Syeih Djaho was born in 1875 H in Jaho, his father named Tuanku Khadi Tambangan & his mother named umbuik, from childhood he was raised with religious education, studied quite diligently, his brain was intelligent,

Syeih Djaho's cultural treatise:

In 1888, he finished studying the Koran.
In 1888, he entered a boarding school at Mount Rajo led by Syeih Djafri.
In 1893, he entered the Tanjung Bungo Islamic boarding school, Padang Ganting with his teacher, Syeih Ayub.
It was at this boarding school that Syeih Djaho met Syeih Sulaiman Ar-Rasuly Candung who later became his close friend/comrade in arms.

In 1899 the two lovebirds moved to Biaro IV Angkek Canduang-Agam for one year there, then he moved again to Halaban, District 50 Kota to study at the Islamic boarding school there.

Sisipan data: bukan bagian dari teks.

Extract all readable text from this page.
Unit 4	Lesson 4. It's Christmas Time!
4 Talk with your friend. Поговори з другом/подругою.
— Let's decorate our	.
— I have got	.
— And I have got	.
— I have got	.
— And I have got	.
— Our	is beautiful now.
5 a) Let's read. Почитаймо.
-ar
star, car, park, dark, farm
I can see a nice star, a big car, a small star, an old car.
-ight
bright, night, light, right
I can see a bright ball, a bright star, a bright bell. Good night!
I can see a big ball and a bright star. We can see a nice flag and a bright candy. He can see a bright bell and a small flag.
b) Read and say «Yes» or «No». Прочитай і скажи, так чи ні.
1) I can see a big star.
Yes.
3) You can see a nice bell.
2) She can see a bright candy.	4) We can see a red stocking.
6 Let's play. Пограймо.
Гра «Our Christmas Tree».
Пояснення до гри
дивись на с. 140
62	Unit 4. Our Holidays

In 1908 Sheikh Djamil Djaho went to Mecca to study, according to information gathered by word of mouth that Sheikh Djamil Djaho was given the opportunity to pursue the Al-Haram mosque in Mecca.

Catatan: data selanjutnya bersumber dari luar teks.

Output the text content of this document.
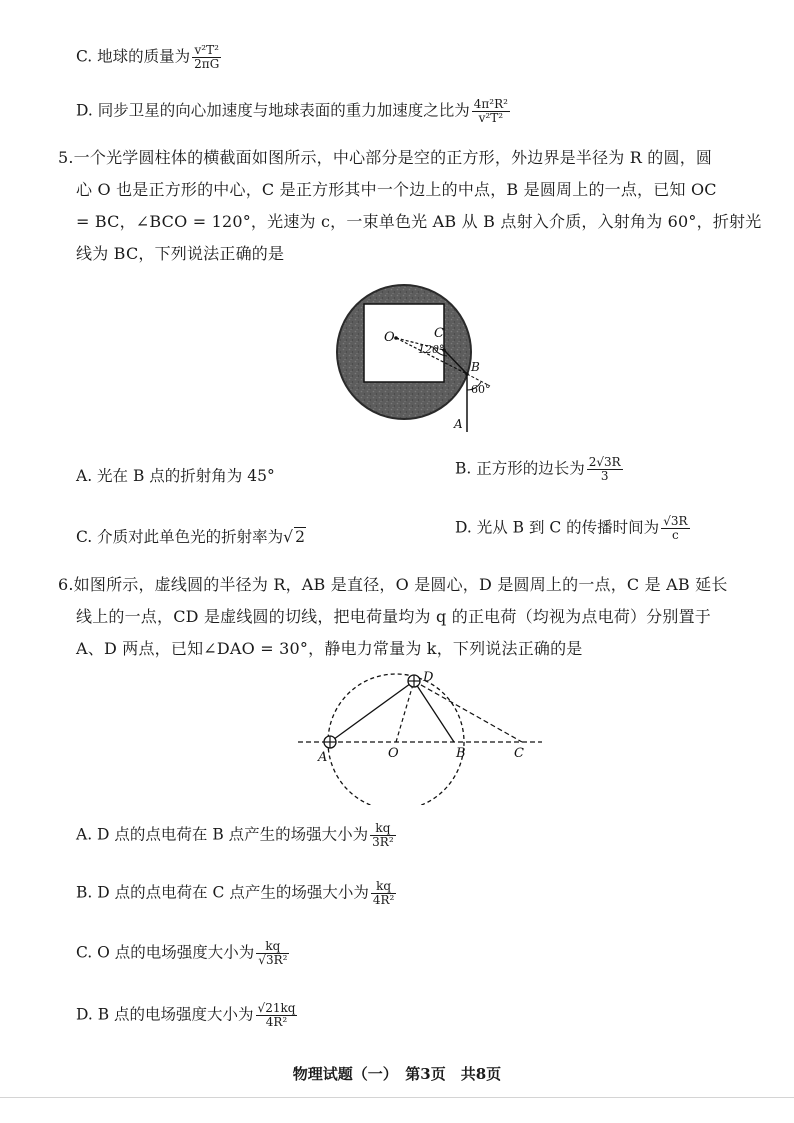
C. 地球的质量为 $\frac{\text{v²T²}}{2\pi G}$
D. 同步卫星的向心加速度与地球表面的重力加速度之比为 $\frac{\text{4π²R²}}{\text{v²T²}}$
5.一个光学圆柱体的横截面如图所示，中心部分是空的正方形，外边界是半径为 R 的圆，圆
心 O 也是正方形的中心，C 是正方形其中一个边上的中点，B 是圆周上的一点，已知 OC
= BC，∠BCO = 120°，光速为 c，一束单色光 AB 从 B 点射入介质，入射角为 60°，折射光
线为 BC，下列说法正确的是
O	C
B
A
120°
60°
A. 光在 B 点的折射角为 45°	B. 正方形的边长为 $\frac{2√3R}{3}$
C. 介质对此单色光的折射率为√ 2
D. 光从 B 到 C 的传播时间为 $\frac{√3R}{c}$
6.如图所示，虚线圆的半径为 R，AB 是直径，O 是圆心，D 是圆周上的一点，C 是 AB 延长
线上的一点，CD 是虚线圆的切线，把电荷量均为 q 的正电荷（均视为点电荷）分别置于
A、D 两点，已知∠DAO = 30°，静电力常量为 k，下列说法正确的是
A	O	B	C
D
A. D 点的点电荷在 B 点产生的场强大小为 $\frac{kq}{\text{3R²}}$
B. D 点的点电荷在 C 点产生的场强大小为 $\frac{kq}{\text{4R²}}$
C. O 点的电场强度大小为 $\frac{kq}{\text{√3R²}}$
D. B 点的电场强度大小为 $\frac{√21kq}{\text{4R²}}$
物理试题（一）　第3页　共8页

In 1918 he returned to the country, immediately teaching in Joho and elsewhere in West Sumatra.
In 1924 Syeih Djaho founded an Islamic boarding school in his village (Joho).
In 1926 he founded the Muhammadiyah organization in Padang Panjang together with other intellectual figures.
In 1927, he together with Sheikh Muhammad Zair Simabur and S.Y.St.Mangkuto went to attend the Muhammadiyah congress in Pekalongan, Central Java.
In 1928 he together with Syeih Sulaiman Ar-Rasuly Canduang founded the Tarbiyah Islamiyah union organization.